Sloane has been at Adelaide for 202 games and seen the highs and lows which led to the next question: Can you remember a time at the footy club when it’s been this hard (on the field)?
“Things are never as good as they seem or as bad as they seem, we’ve been through a lot of challenging times as a footy club and I’m positive we can respond to this,” he said.
“We’ve had a lot of debutants the last couple of weeks and there are positives to come out of getting games into guys, we’ve just got to keep training the right things to improve and I’m sure we can turn it around.
“We’ll stick together, we’ve got to own the last two weeks, we started the year in some good contests in the pre-season games and Round 1 against Sydney but the last two weeks have clearly been below the standard that we set ourselves.”
MIDFIELD MAKEOVER
If Adelaide is rebuilding its midfield with draft picks, Chayce Jones and Ned McHenry are a good start but they need help and it’s becoming increasingly clear it needs to come from elsewhere.
Before Sunday’s game, David King posed a hypothetical question to Cameron Mooney on Fox Footy - if you were playing for the premiership today, which midfield would you want? Not picking a team for the next 10 years, but for today?
“I’m backing in experience, I’m going with the Crouch brothers because you know they’ll give you 25 possessions each,” Mooney said.
For the record Matt and Brad Crouch each had 22 but were out-gunned by the Suns.
In the first quarter alone the Crows were -11 in clearances and -20 in contested possession.

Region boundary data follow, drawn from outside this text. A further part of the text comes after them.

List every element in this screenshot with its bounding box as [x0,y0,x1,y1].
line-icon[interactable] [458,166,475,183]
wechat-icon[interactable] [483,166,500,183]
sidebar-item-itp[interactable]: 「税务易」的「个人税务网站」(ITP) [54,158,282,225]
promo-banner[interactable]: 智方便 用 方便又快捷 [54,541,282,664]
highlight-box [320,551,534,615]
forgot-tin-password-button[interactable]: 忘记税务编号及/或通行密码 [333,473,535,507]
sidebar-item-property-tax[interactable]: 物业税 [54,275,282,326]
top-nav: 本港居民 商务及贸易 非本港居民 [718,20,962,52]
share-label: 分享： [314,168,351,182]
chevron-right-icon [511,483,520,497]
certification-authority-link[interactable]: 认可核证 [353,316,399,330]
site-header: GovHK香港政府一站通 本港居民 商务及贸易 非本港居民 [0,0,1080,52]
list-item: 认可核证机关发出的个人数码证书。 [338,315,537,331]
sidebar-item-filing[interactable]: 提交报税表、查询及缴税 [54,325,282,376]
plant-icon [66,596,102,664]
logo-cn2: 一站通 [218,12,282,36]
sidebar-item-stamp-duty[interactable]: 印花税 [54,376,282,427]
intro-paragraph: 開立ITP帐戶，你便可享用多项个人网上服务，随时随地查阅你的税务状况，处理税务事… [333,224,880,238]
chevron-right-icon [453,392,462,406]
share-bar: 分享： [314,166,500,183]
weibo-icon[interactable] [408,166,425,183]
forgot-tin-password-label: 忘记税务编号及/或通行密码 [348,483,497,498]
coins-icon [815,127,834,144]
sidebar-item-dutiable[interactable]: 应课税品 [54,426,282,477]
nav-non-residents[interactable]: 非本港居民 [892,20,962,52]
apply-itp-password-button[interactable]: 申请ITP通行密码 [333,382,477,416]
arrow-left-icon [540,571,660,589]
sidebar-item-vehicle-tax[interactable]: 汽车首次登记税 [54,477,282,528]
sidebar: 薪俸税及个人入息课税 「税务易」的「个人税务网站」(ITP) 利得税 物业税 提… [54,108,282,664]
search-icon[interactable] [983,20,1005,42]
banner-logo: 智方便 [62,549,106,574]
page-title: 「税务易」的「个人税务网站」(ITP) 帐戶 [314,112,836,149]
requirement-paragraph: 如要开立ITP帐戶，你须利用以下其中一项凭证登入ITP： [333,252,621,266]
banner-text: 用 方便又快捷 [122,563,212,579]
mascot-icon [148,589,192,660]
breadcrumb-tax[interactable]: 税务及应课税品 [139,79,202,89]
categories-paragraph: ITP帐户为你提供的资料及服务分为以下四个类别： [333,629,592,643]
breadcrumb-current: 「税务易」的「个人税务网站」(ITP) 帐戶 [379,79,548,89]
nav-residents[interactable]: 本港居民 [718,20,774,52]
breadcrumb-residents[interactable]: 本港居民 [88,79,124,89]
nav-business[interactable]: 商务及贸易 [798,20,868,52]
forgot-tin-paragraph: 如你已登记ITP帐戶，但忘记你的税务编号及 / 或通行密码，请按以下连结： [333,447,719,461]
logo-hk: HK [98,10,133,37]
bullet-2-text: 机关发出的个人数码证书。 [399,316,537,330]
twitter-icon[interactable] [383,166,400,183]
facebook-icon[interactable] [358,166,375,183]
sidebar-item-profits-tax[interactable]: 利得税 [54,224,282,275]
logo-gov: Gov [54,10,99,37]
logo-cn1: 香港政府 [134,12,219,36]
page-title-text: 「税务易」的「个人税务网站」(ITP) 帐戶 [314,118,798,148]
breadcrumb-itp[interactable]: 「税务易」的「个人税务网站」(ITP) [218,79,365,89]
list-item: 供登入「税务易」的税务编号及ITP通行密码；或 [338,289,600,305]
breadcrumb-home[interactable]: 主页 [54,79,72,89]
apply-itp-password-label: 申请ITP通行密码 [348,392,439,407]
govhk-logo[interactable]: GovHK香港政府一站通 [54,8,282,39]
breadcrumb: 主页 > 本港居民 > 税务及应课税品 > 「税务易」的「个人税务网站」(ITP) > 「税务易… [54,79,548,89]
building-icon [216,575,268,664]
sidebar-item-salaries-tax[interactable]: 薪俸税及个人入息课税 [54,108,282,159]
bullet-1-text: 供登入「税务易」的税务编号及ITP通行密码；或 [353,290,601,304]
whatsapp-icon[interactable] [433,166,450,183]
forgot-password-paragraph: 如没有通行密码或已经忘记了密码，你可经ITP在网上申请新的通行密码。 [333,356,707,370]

“I can’t give you an answer on that at this point, until I have a chat to the players and we’ll get to the bottom of it,” Nicks said.
“Contested ball ... however you want to look at that, and I’m sick of talking about it to be honest, but we’re going to have to face up to reality.
“We’ve got some things to answer, as a midfield we’ve got work to do. There are too many areas at the moment for me to be angry with one and not the other ... They had 18 intercept marks.”
King didn’t hold back during the call.
“Who is Brad Crouch? What is Brad Crouch? I want to find out who they actually are?” Are they taking the club forward?”
Crouch’s camp reportedly approached Gold Coast about a long-term deal last year and he is out of contract with the Crows this season after winning their best-and-fairest in 2019.
Adelaide will have an interesting call to make this year. Spend up and keep him or put the cash somewhere else.
Crows supporters got a glimpse of what the future of their midfield will look like in the last quarter on Sunday and neither Crouch brother was there, and nor was Sloane who turned 30 in March and remains the heart-and-soul of the team but not their long-term future.
McHenry, Jones and Ben Keays all started on the ball at the first centre bounce of the last quarter, and Nicks said Keays went to Matt Rowell and kept him to two possessions.
“There’s some light there ... it’s not extinguished but we’re in a world of hurt,” he said.
Where is that outside run the Crows were supposedly getting around the footy this season?Granted that Wayne Milera is injured and Rory Atkins started in the middle before hurting his shoulder on Sunday, but Brodie Smith has been moved back into defence.
“Some of our young kids are playing some great footy at the moment, and a few of our senior players myself included have to make sure we stand up and help carry the load and help these guys out,” Sloane said.
“We had a really young midfield towards the end of that game and I was impressed with how they went about it, Ned McHenry, Chayce Jones, Ben Keays, these boys really had a dip.”
The other positives on a dark day for the Crows was the performance of Tom Doedee in his second game back from a knee reconstruction.
“He is looking sharp, fit and jumping at the ball, it’s really nice to have Tommy back,” Sloane said.
And debutant Will Hamill should get another crack.
“It wasn’t a great game for him to come in, we certainly didn’t help him out as a whole group, we want to make these debutants really enjoy their AFL experience so definitely some work to do,” the skipper said.